Speeding up with yarn and docker-runner

Hi!

I’m trying to figure out what exactly is persistent between builds when using the docker-runner.

Is the docker-image always clean when starting a new build?

Yarn is an alternative for NPM and makes it safe to use a cache-directory when pulling dependencies. As pulling all dependencies is a huge part of my CI-tests (5 out of 6 minutes), I would love to use a global cache for that.

Even different repos are okay to use the same runners global cache.

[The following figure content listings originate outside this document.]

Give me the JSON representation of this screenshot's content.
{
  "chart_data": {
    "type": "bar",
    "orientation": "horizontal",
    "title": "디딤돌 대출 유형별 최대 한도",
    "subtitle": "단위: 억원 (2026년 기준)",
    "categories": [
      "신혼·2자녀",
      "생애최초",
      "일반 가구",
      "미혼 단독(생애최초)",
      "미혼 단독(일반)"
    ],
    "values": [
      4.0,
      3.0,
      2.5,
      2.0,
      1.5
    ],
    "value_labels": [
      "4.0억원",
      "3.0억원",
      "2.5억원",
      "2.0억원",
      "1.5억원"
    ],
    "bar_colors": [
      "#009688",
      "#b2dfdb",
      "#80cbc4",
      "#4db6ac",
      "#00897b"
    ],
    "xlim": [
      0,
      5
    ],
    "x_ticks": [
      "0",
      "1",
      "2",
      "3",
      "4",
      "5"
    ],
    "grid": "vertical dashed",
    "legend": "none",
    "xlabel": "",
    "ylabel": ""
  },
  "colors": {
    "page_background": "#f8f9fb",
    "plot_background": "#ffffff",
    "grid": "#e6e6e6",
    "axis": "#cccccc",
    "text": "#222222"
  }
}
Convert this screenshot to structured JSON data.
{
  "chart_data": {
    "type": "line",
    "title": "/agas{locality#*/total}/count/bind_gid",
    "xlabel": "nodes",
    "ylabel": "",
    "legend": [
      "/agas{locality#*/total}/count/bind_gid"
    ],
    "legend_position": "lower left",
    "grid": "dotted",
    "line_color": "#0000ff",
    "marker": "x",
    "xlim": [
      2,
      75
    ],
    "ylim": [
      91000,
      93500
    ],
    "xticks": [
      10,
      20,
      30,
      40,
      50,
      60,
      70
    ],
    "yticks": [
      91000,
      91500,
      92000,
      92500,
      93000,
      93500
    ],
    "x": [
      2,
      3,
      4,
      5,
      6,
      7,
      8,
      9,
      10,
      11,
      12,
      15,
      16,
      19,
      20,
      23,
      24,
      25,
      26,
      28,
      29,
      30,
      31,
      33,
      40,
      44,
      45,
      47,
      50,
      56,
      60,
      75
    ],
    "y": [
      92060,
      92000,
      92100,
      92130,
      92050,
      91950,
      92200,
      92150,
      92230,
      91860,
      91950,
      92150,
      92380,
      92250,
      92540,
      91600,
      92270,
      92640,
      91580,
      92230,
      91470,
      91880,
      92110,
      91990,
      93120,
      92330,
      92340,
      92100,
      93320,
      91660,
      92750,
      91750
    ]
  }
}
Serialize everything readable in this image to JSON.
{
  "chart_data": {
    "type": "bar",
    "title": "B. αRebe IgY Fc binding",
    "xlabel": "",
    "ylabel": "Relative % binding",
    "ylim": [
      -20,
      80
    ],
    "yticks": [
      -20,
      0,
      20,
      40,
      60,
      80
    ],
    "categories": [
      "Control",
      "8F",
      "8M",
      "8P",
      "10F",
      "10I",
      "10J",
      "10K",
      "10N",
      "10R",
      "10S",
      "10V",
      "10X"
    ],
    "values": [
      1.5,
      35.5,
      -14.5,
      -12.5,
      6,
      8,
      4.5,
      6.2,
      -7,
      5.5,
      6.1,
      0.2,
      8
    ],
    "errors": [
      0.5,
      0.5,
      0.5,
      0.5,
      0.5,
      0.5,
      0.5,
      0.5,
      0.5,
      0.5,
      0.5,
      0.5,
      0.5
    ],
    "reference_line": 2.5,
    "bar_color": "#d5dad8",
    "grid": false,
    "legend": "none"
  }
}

What I tried was to use volumes for that, but that does not work for some reason… I was also wondering if there is a more clever way to do that (i.e. one that does not depend on special runner-configuration). If I am not mistaken it is possible to link one docker-image to another one. Maybe a yarn-cache-container would be possible?

That’s my current config:

concurrent = 1
check_interval = 0

[[runners]]
  name = "sven.macbook"
  url = "https://git.XXX/"
  token = "XXX"
  executor = "docker"
  [runners.docker]
    tls_verify = false
    image = "ruby:2.1"
    privileged = false
    disable_cache = false
    volumes = [
      "/cache",
      "/Users/XXX/.ssh:/root/.ssh:ro",
      "/Users/XXX/Library/Caches/Yarn:/root/.cache/yarn",
      "/Users/XXX/.cache/bower:/root/.cache/bower"
    ]
  [runners.cache]

push

I’m still interested in this :x

I found the solution in a stackoverflow question: http://stackoverflow.com/questions/41483926/gitlab-ci-not-caching

image: steveedson/ci

stages:
  - build

cache:
  untracked: true
  key: "$CI_PROJECT_ID"
  paths:
    - node_modules/
    - _site/vendor/
    - .bundled/
    - .yarn

build:
  stage: build
  script:
    - ls -l
    - yarn config set cache-folder .yarn
    - yarn install
    - ...

2 Likes

This can be even shorter one-liner:

yarn install --pure-lockfile --cache-folder .yarn

Pure lockfile flag is needed to avoid updating the yarn.lock file.